Space Bear

PC, free

The most ludicrous words I’ve read in many a while are those in the email from the developer of Space Bear, Damon Smith, where he wrote, “I suspect Space Bear isn’t good enough to reach the heights of Buried Treasure.” Damon. Damon! Space Bear is absolutely bloody brilliant, and I adore it. It is the reason Buried Treasure exists.

Space Bear is, as it describes itself, a ‘”typing” “adventure” “game”‘. It’s about a space bear! He’s in space, and he’s in trouble. There’s a black hole drawing in his shop, evil void mole monsters are about, and his only hope is communicating via typing with his sentient spacesuit, Taffy. But bears are impatient, and Taffy is a very complex AI capable of predicting Space Bear’s desires, so all you need is type in the first letter from the choices of replies, then mash your paws on your keyboard to “type” the rest. YES.

YES!

Now, of course, all that completely excellent silliness would be for naught if it weren’t backed up with good writing. So it’s a relief to report that it’s a laugh-out-loud escapade of gloriously funny nonsense. Meta-looping daftness, flashbacks that make no linear sense, and – well “puns” is a strong word – “puns” like “Prbear-sident”.

Fighting against the narrative by deliberately making bad choices only leads to far funnier situations, like my refusal to go see the Prbear-sident by hibernating, then taking hallucinogenic drugs, turning my arms into a fish and a lobster claw.

“Spacesuit have my paws always been sea denizens?”

I ask this by typing ‘S’ and then just mashing letters to finish the sentence. It’s very satisfying.

One of my favourite scenes is when the Prbear-sident (this doesn’t stop being funny to me) is explaining the severity of your mission, and instead of following on you can start thinking different thoughts. Like whether ants use glue to make ships in bottles, or if ducks have food allergies. Then keep asking the poor Bearmander In Chief to repeat himself.

“(There are probably ducks who are gluten free just to be trendy.)”

And best, this is all a multi-part sidetrack that you don’t have to go down if you give a slightly more sensible response in the first place. All said while my aquatic paws frantically wave about typing on an imaginary keyboard.

After four loops round he thinks, “OK I should really pay attention this time, the plot demands it.

Oh man I’ve laughed so damn hard, so many times. The line, which will wonderfully make no sense out of context, “Ahem I believe I had a clean butt,” made me laugh, clap, and laugh some more.

And yet, as daft as it absolutely is, there’s a good deal of work gone into this! OK, perhaps not in terms of the art (which I love), but silly responses you give at one point carry on through in terms of available dialogue choices for the rest of the game.
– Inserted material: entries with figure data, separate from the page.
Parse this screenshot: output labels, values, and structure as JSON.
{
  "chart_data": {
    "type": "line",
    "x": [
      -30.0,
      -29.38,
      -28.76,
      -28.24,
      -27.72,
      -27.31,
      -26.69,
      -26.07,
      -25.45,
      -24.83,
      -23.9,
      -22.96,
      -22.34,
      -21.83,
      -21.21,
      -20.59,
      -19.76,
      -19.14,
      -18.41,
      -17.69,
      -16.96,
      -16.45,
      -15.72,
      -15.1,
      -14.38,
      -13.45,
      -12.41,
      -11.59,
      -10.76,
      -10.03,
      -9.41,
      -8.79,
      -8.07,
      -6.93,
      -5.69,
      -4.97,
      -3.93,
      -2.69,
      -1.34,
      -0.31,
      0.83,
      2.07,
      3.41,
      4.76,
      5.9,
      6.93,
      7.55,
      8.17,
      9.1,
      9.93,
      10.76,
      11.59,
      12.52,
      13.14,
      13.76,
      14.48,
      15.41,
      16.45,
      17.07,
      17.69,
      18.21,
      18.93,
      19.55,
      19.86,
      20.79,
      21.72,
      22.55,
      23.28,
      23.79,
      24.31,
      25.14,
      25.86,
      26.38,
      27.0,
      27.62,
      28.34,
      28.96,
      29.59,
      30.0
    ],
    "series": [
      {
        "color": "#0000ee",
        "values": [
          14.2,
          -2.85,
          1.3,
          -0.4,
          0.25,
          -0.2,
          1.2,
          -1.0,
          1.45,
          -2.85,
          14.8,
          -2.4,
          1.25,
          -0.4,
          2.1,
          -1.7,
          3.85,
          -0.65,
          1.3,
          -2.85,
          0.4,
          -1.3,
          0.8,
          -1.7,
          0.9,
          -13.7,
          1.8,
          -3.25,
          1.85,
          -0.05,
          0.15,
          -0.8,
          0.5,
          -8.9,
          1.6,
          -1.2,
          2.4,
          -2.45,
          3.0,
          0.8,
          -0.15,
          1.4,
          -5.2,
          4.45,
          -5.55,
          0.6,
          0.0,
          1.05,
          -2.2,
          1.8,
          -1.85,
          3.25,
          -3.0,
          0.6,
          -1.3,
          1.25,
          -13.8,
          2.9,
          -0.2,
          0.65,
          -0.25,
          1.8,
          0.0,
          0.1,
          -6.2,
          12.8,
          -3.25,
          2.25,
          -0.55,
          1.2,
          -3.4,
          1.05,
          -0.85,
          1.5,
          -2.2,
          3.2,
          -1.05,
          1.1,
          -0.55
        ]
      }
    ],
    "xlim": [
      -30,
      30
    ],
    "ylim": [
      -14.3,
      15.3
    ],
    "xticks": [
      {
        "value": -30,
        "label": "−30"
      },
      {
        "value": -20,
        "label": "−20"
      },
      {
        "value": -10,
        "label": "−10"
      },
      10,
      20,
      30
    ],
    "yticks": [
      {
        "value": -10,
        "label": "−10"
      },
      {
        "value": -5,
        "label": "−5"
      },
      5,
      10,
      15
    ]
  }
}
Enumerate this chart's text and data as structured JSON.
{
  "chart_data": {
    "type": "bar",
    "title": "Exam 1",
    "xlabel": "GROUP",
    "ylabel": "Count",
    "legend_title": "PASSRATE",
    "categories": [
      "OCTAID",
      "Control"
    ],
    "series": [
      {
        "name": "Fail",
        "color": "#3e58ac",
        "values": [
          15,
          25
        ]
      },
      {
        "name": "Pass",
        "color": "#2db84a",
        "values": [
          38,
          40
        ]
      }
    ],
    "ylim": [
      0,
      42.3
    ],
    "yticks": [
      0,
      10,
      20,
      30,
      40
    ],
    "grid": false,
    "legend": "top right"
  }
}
My Space Bear is avenging his dead daughter, but yours could be doing it for his alive daughter, dead or alive son, or for neither.
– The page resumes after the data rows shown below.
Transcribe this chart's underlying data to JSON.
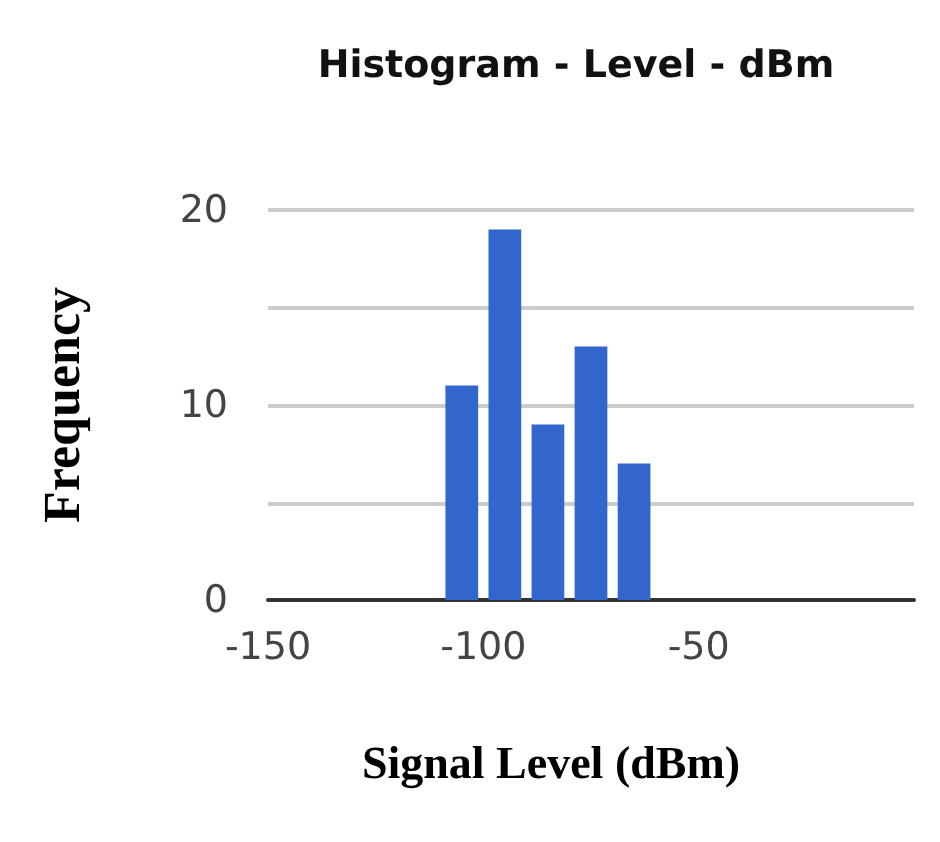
{
  "chart_data": {
    "type": "histogram",
    "title": "Histogram - Level - dBm",
    "xlabel": "Signal Level (dBm)",
    "ylabel": "Frequency",
    "bins": [
      -150,
      -140,
      -130,
      -120,
      -110,
      -100,
      -90,
      -80,
      -70,
      -60,
      -50,
      -40,
      -30,
      -20
    ],
    "values": [
      0,
      0,
      0,
      0,
      11,
      19,
      9,
      13,
      7,
      0,
      0,
      0,
      0
    ],
    "color": "#3366cc",
    "xlim": [
      -150,
      0
    ],
    "xticks": [
      -150,
      -100,
      -50
    ],
    "ylim": [
      0,
      20
    ],
    "yticks": [
      0,
      {
        "value": 5,
        "label": null
      },
      10,
      {
        "value": 15,
        "label": null
      },
      20
    ],
    "grid": "y"
  }
}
At a certain point, I accidentally became properly engrossed in the plot, and found myself unable to choose the silliest replies because I didn’t want to jeopardise things! But then fortunately I got control of my senses, and recognising what the game keeps telling me in deeply sarcastic tones, it’s all heading the same direction anyway.

Yet the dialogue choices have enough of an impact that I wanted to start over the moment I finished. Which I did. And then laughed at a different set of jokes.

The first comparison that came into my mind as I played was Kyle Is Famous. It has a very similar vibe, and is similarly funny. But it’s worth making clear that where Kyle’s choices send it spiralling off down myriad narrative pathways, Space Bear’s very definitely do not. Even though some choices change the nature of some later, this is very definitely a single track. Enough that the game mocks itself for it throughout.

But crikey, I loved this. It’s short, maybe half an hour? But it’s so, so funny. Especially if you like jokes with the word “butt” in them. There are lots of those. Yet again I find myself lamenting that this is free! I’d love to have paid a couple of quid for this! There’s not even an Itch where one can do so. So my conclusion is that Damon Smith is double-silly, and everyone should get hold of this because it’s hilarious, and you’re a bear who can moon people.